Gevrey Asymptotics for Logarithmic-Type Solutions to Singularly Perturbed Problems with Nonlocal Nonlinearities

• Published in: Abstract and applied analysis Vol. 2023; pp. 1 - 42
• Main Author: Malek, Stéphane
• Format: Journal Article
• Language: English
• Published: New York Hindawi 2023; John Wiley & Sons, Inc; Hindawi Limited
• Subjects: Asymptotic series; Differential equations, Partial; Functions (mathematics); Logarithms; Mathematical research; Nonlinear differential equations; Nonlinear theories; Nonlinearity; Numbers; Operators (mathematics); Ordinary differential equations; Parameters; Partial differential equations; Polynomials; France
• ISSN: 1085-3375; 1687-0409
• DOI: 10.1155/2023/3025513

We investigate a family of nonlinear partial differential equations which are singularly perturbed in a complex parameter ϵ and singular in a complex time variable t at the origin.

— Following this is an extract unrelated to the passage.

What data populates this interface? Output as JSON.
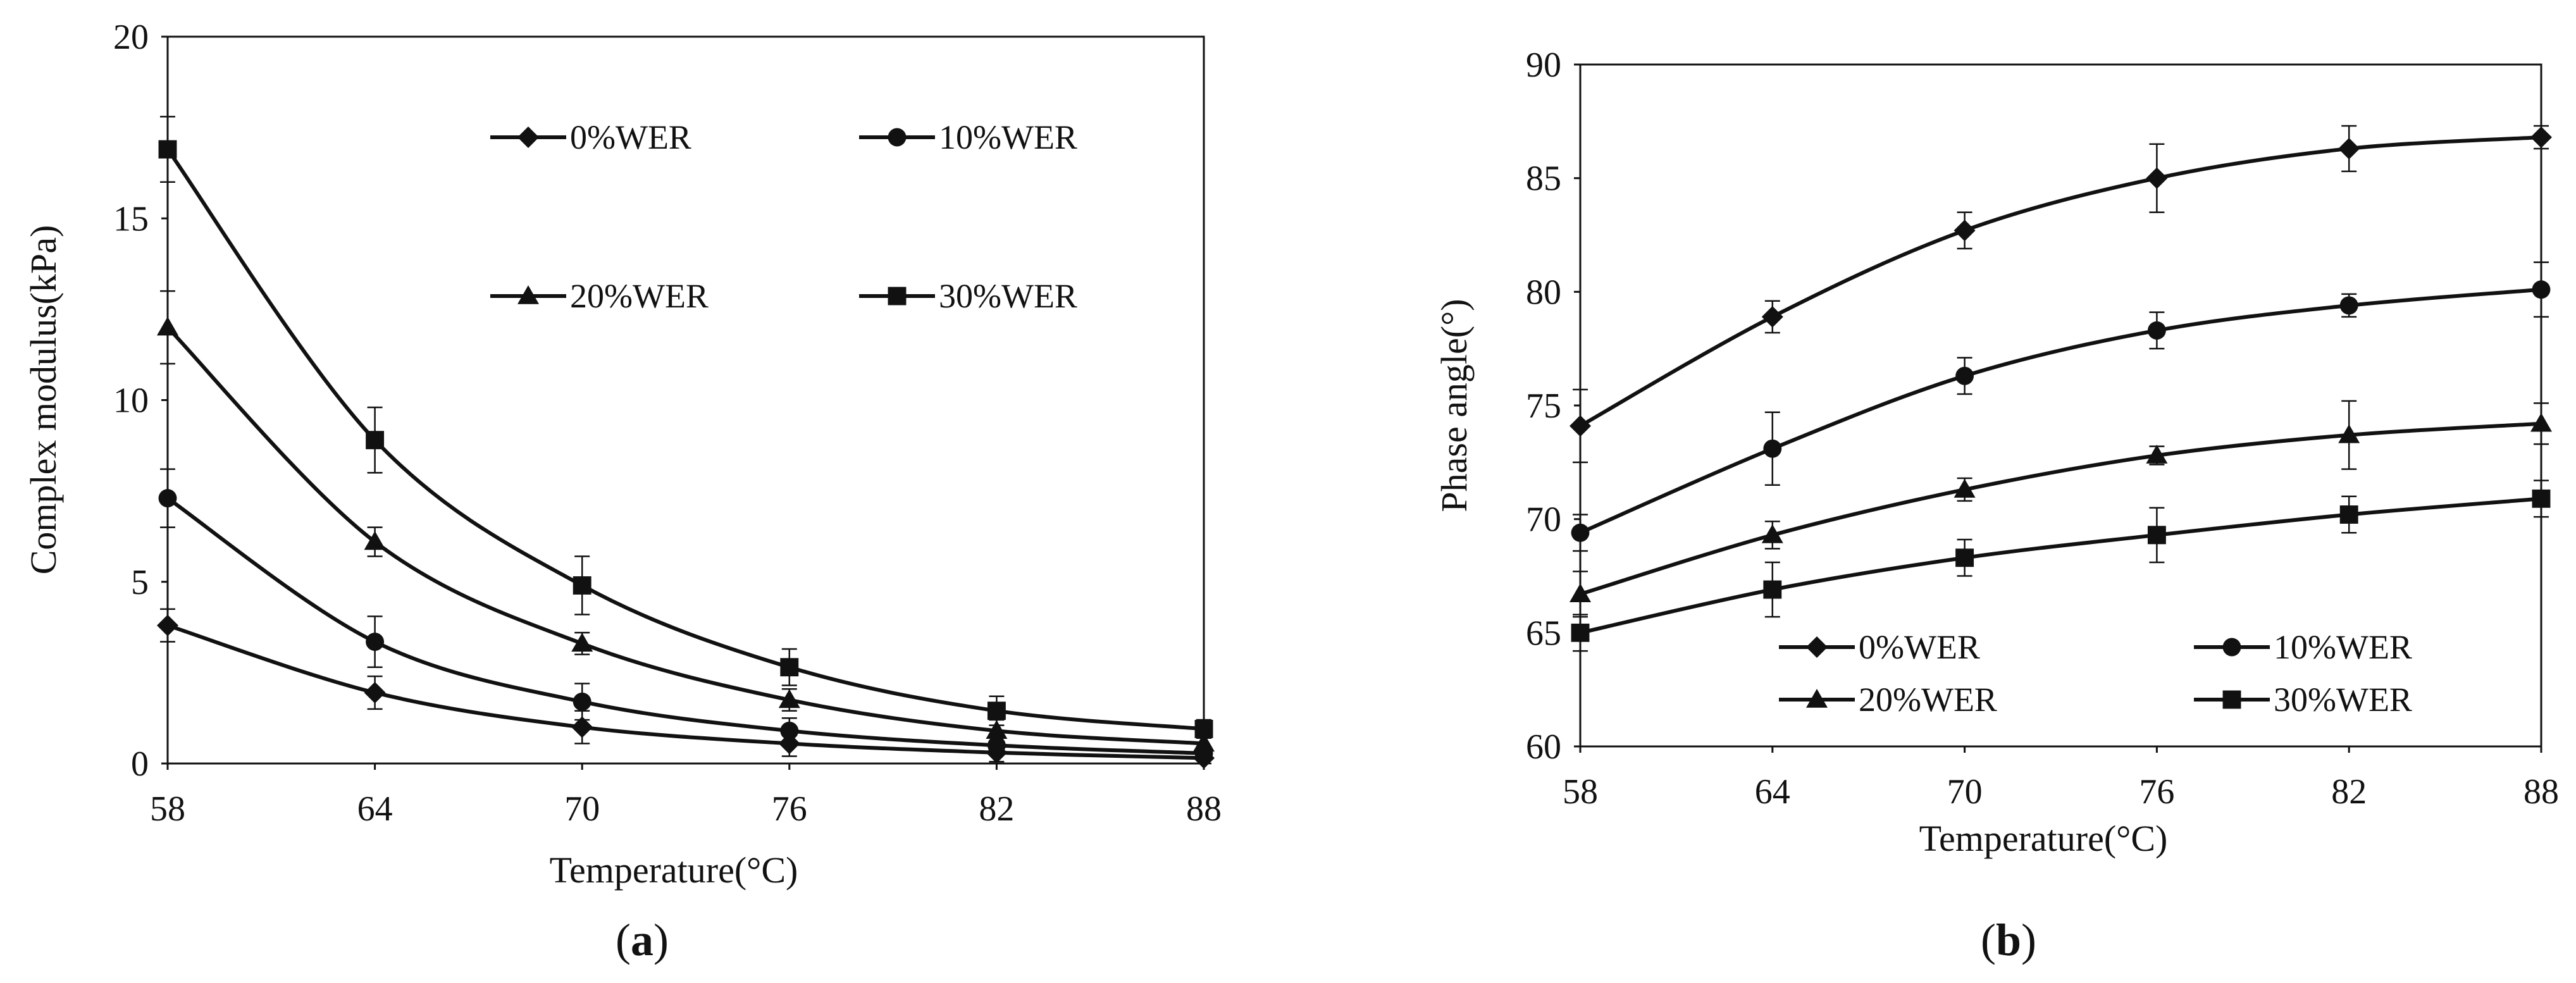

These equations combine differential operators of Fuchsian type in time t and space derivatives on horizontal strips in the complex plane with a nonlocal operator acting on the parameter ϵ known as the formal monodromy around 0. Their coefficients and forcing terms comprise polynomial and logarithmic-type functions in time and are bounded holomorphic in space. A set of logarithmic-type solutions are shaped by means of Laplace transforms relatively to t and ϵ and Fourier integrals in space. Furthermore, a formal logarithmic-type solution is modeled which represents the common asymptotic expansion of the Gevrey type of the genuine solutions with respect to ϵ on bounded sectors at the origin.